Roblox CEO calls loot boxes and gambling ‘brilliant idea’ after Artificial Intelligence age checks

Roblox has added Artificial Intelligence-powered facial age estimation to match users in chat by age. CEO David Baszucki said the platform may add microtransactions and gambling-like mechanics if they can be done legally and educationally.

Roblox has rolled out Artificial Intelligence-powered facial age estimation to limit chat matches to users of similar ages as part of broader child safety efforts. The feature was raised during a recent interview with The New York Times in which chief executive David Baszucki discussed how the platform plans to protect minors while evolving the user-generated content environment. Much of the interview focused on how these new safeguards will affect day-to-day interactions for children on the platform.

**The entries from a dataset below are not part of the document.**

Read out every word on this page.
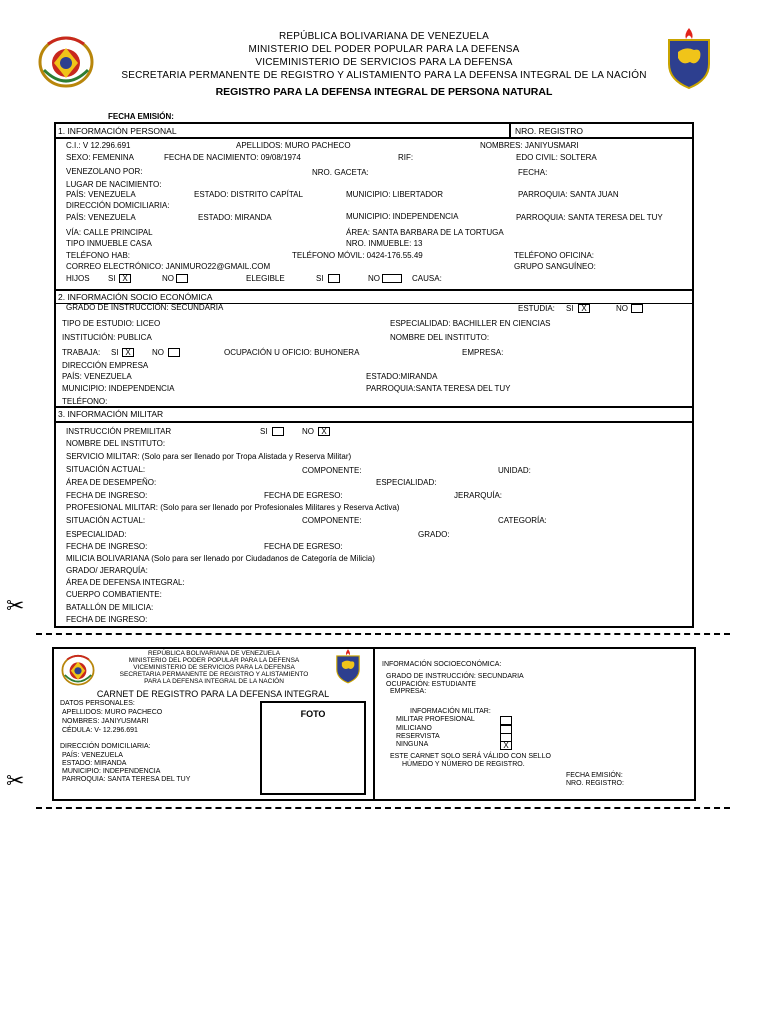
REPÚBLICA BOLIVARIANA DE VENEZUELA
MINISTERIO DEL PODER POPULAR PARA LA DEFENSA
VICEMINISTERIO DE SERVICIOS PARA LA DEFENSA
SECRETARIA PERMANENTE DE REGISTRO Y ALISTAMIENTO PARA LA DEFENSA INTEGRAL DE LA NACIÓN
REGISTRO PARA LA DEFENSA INTEGRAL DE PERSONA NATURAL
FECHA EMISIÓN:
1. INFORMACIÓN PERSONAL	NRO. REGISTRO
C.I.: V 12.296.691	APELLIDOS: MURO PACHECO	NOMBRES: JANIYUSMARI
SEXO: FEMENINA	FECHA DE NACIMIENTO: 09/08/1974	RIF:	EDO CIVIL: SOLTERA
VENEZOLANO POR:	NRO. GACETA:	FECHA:
LUGAR DE NACIMIENTO:
PAÍS: VENEZUELA	ESTADO: DISTRITO CAPÍTAL	MUNICIPIO: LIBERTADOR	PARROQUIA: SANTA JUAN
DIRECCIÓN DOMICILIARIA:
PAÍS: VENEZUELA	ESTADO: MIRANDA	MUNICIPIO: INDEPENDENCIA	PARROQUIA: SANTA TERESA DEL TUY
VÍA: CALLE PRINCIPAL	ÁREA: SANTA BARBARA DE LA TORTUGA
TIPO INMUEBLE CASA	NRO. INMUEBLE: 13
TELÉFONO HAB:	TELÉFONO MÓVIL: 0424-176.55.49	TELÉFONO OFICINA:
CORREO ELECTRÓNICO: JANIMURO22@GMAIL.COM	GRUPO SANGUÍNEO:
HIJOS SI X	NO	ELEGIBLE	SI	NO	CAUSA:
2. INFORMACIÓN SOCIO ECONÓMICA
GRADO DE INSTRUCCIÓN: SECUNDARIA	ESTUDIA: SI X	NO
TIPO DE ESTUDIO: LICEO	ESPECIALIDAD: BACHILLER EN CIENCIAS
INSTITUCIÓN: PUBLICA	NOMBRE DEL INSTITUTO:
TRABAJA: SI X	NO	OCUPACIÓN U OFICIO: BUHONERA	EMPRESA:
DIRECCIÓN EMPRESA
PAÍS: VENEZUELA	ESTADO:MIRANDA
MUNICIPIO: INDEPENDENCIA	PARROQUIA:SANTA TERESA DEL TUY
TELÉFONO:
3. INFORMACIÓN MILITAR
INSTRUCCIÓN PREMILITAR	SI	NO X
NOMBRE DEL INSTITUTO:
SERVICIO MILITAR: (Solo para ser llenado por Tropa Alistada y Reserva Militar)
SITUACIÓN ACTUAL:	COMPONENTE:	UNIDAD:
ÁREA DE DESEMPEÑO:	ESPECIALIDAD:
FECHA DE INGRESO:	FECHA DE EGRESO:	JERARQUÍA:
PROFESIONAL MILITAR: (Solo para ser llenado por Profesionales Militares y Reserva Activa)
SITUACIÓN ACTUAL:	COMPONENTE:	CATEGORÍA:
ESPECIALIDAD:	GRADO:
FECHA DE INGRESO:	FECHA DE EGRESO:
MILICIA BOLIVARIANA (Solo para ser llenado por Ciudadanos de Categoría de Milicia)
GRADO/ JERARQUÍA:
ÁREA DE DEFENSA INTEGRAL:
CUERPO COMBATIENTE:
BATALLÓN DE MILICIA:
FECHA DE INGRESO:
✂
REPÚBLICA BOLIVARIANA DE VENEZUELA
MINISTERIO DEL PODER POPULAR PARA LA DEFENSA
VICEMINISTERIO DE SERVICIOS PARA LA DEFENSA
SECRETARIA PERMANENTE DE REGISTRO Y ALISTAMIENTO
PARA LA DEFENSA INTEGRAL DE LA NACIÓN
CARNET DE REGISTRO PARA LA DEFENSA INTEGRAL
DATOS PERSONALES:
APELLIDOS: MURO PACHECO
NOMBRES: JANIYUSMARI
CÉDULA: V- 12.296.691
DIRECCIÓN DOMICILIARIA:
PAÍS: VENEZUELA
ESTADO: MIRANDA
MUNICIPIO: INDEPENDENCIA
PARROQUIA: SANTA TERESA DEL TUY
FOTO
INFORMACIÓN SOCIOECONÓMICA:
GRADO DE INSTRUCCIÓN: SECUNDARIA
OCUPACIÓN: ESTUDIANTE
EMPRESA:
INFORMACIÓN MILITAR:
MILITAR PROFESIONAL
MILICIANO
RESERVISTA
NINGUNA	X
ESTE CARNET SOLO SERÁ VÁLIDO CON SELLO
HÚMEDO Y NÚMERO DE REGISTRO.
FECHA EMISIÓN:
NRO. REGISTRO:
✂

When asked about future monetization features, including microtransactions, loot boxes, and what the interviewer characterized as “kid gambling,” Baszucki responded that “we would have to do that.” He later described such mechanics as “a brilliant idea if it can be done in an educational way that’s legal,” adding that any approach should avoid getting children financially involved in gambling while potentially mimicking aspects of the mechanics. The comments link the company’s product roadmap to ongoing debates about how to combine revenue systems with child safety controls.

The interview noted research indicating that gambling mechanics in video games are associated with a higher risk of addiction in adulthood, especially when games use real gambling elements such as casino sounds or visuals. The article also observes that most loot box systems examined in research include a monetary component, which complicates safety and regulatory concerns. Beyond addiction risk, the piece highlights broader criticism that microtransactions can be manipulative and potentially predatory, framing the discussion Roblox faces as it balances monetization, user experience, and child protection measures.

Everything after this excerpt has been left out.